Catherine McArthur

Personal information
- Nickname: Cat
- Nationality: Australian
- Born: 3 August 1992 (age 34) Singapore
- Height: 174 cm (5 ft 9 in)

Sport
- Country: Australia
- Sport: Canoe sprint

= Catherine McArthur =

Australian canoeist

Catherine McArthur (born 3 August 1992) is an Australian canoeist. She qualified to represent Australia at the 2020 Summer Olympics. Her team consisting of Jo Brigden-Jones, Shannon Reynolds and Jaime Roberts made the women's K-4 final but failed to win a medal, coming 7th with a time of 1:39.797 over two seconds slower than their best time in the heats.

== Early years ==
Born in Singapore, McArthur went to boarding school in Melbourne.
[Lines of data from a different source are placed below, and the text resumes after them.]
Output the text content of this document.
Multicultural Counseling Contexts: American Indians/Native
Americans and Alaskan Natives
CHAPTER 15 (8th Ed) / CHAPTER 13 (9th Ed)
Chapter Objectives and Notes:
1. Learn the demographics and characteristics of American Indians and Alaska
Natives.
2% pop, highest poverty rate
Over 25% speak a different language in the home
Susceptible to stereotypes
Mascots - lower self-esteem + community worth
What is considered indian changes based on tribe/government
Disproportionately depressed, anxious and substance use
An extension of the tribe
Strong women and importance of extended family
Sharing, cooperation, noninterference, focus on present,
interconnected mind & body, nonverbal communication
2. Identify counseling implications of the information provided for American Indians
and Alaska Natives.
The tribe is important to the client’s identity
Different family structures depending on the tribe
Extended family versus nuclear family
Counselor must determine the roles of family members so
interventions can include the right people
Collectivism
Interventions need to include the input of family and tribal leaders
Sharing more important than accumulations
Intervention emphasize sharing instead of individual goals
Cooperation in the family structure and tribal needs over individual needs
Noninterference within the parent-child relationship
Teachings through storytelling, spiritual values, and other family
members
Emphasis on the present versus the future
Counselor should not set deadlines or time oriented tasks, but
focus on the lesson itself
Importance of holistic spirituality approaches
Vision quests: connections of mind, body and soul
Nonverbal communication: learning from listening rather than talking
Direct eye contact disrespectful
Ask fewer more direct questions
She joined the South Australian Sports Institute while studying at the University of Adelaide. McArthur later moved to the Gold Coast where she is coached by Anna Wood in the Queensland Academy of Sport National Women's Canoe Sprint Program.
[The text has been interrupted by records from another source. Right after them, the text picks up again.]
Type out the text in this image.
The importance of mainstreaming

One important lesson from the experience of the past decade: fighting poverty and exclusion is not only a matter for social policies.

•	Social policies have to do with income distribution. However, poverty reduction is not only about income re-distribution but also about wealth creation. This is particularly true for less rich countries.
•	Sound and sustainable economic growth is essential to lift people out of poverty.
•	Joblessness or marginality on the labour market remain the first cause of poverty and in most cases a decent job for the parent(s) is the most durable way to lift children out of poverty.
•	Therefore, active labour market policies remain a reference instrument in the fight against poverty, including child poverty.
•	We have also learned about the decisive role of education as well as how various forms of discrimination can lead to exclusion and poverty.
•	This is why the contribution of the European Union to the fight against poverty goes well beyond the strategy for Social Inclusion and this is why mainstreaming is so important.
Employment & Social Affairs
McArthur started paddling as a 16-year-old as part of a school sport program. Her influence was a friend's older sister who was a kayaker She paddled in a school team relay at the Murray Marathon and between 2012 and 2015, McArthur represented Australia at the Under 23 World Championships and managed several top 10 results including K-1 500 bronze in 2015.

== Achievements ==
Paddling with Jaime Roberts she finished 8th in both the Women's K-2 200 metres and the Women's K-2 1000 metres at the 2017 ICF Canoe Sprint World Championships. She competed in the Women's K-1 200 metres and Women's K-1 5000 metres at the 2018 ICF Canoe Sprint World Championships. At the 2019 ICF Canoe Sprint World Championships she competed in the Women's K-1 500 metres and with Brianna Massie in the Women's K-2 500 metres.
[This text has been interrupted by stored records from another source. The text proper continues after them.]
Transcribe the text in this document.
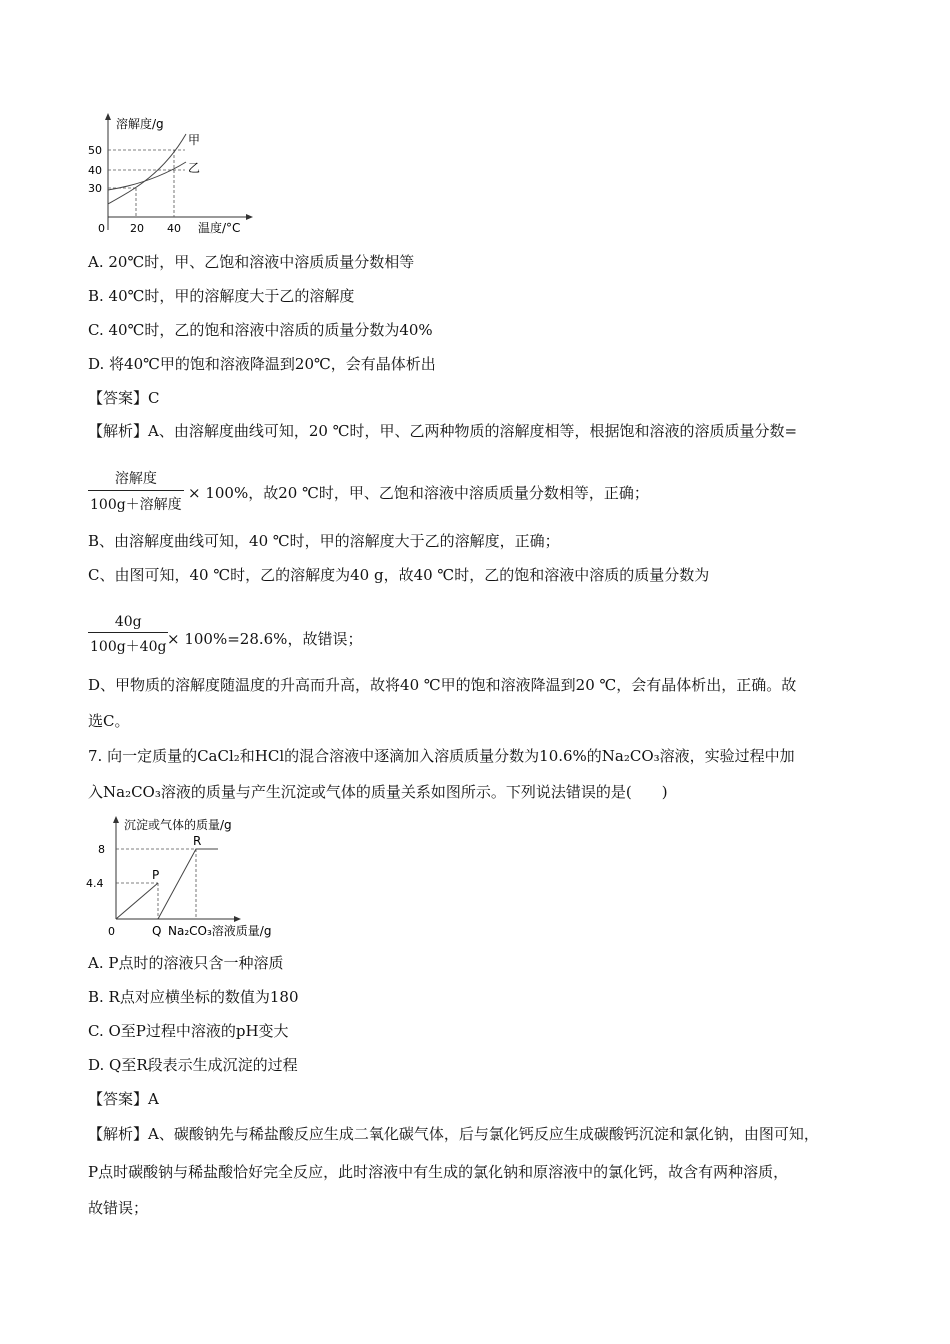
溶解度/g
50
40
30
0 20 40 温度/°C
甲
乙
A. 20℃时，甲、乙饱和溶液中溶质质量分数相等
B. 40℃时，甲的溶解度大于乙的溶解度
C. 40℃时，乙的饱和溶液中溶质的质量分数为40%
D. 将40℃甲的饱和溶液降温到20℃，会有晶体析出
【答案】C
【解析】A、由溶解度曲线可知，20 ℃时，甲、乙两种物质的溶解度相等，根据饱和溶液的溶质质量分数=
溶解度
100g＋溶解度
× 100%，故20 ℃时，甲、乙饱和溶液中溶质质量分数相等，正确；
B、由溶解度曲线可知，40 ℃时，甲的溶解度大于乙的溶解度，正确；
C、由图可知，40 ℃时，乙的溶解度为40 g，故40 ℃时，乙的饱和溶液中溶质的质量分数为
$\frac{40g}{100g+40g}$
× 100%=28.6%，故错误；
D、甲物质的溶解度随温度的升高而升高，故将40 ℃甲的饱和溶液降温到20 ℃，会有晶体析出，正确。故
选C。
7. 向一定质量的CaCl₂和HCl的混合溶液中逐滴加入溶质质量分数为10.6%的Na₂CO₃溶液，实验过程中加
入Na₂CO₃溶液的质量与产生沉淀或气体的质量关系如图所示。下列说法错误的是(　　)
沉淀或气体的质量/g
8
4.4
0
P
R
Q Na₂CO₃溶液质量/g
A. P点时的溶液只含一种溶质
B. R点对应横坐标的数值为180
C. O至P过程中溶液的pH变大
D. Q至R段表示生成沉淀的过程
【答案】A
【解析】A、碳酸钠先与稀盐酸反应生成二氧化碳气体，后与氯化钙反应生成碳酸钙沉淀和氯化钠，由图可知，
P点时碳酸钠与稀盐酸恰好完全反应，此时溶液中有生成的氯化钠和原溶液中的氯化钙，故含有两种溶质，
故错误；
McArthur assisted getting additional Tokyo 2020 quota positions when she and paddle partner Brianna Massie defeated New Zealand in the K-2 500 at the 2020 Oceania Canoe Sprint Championships. She then finished fourth in the K-1 500 at the 2020 Australian Canoe Sprint Championships and third in the K-2 500 thus securing a spot at the 2020 Tokyo Olympics..

McArthur is a part-time physiotherapist and pilates instructor.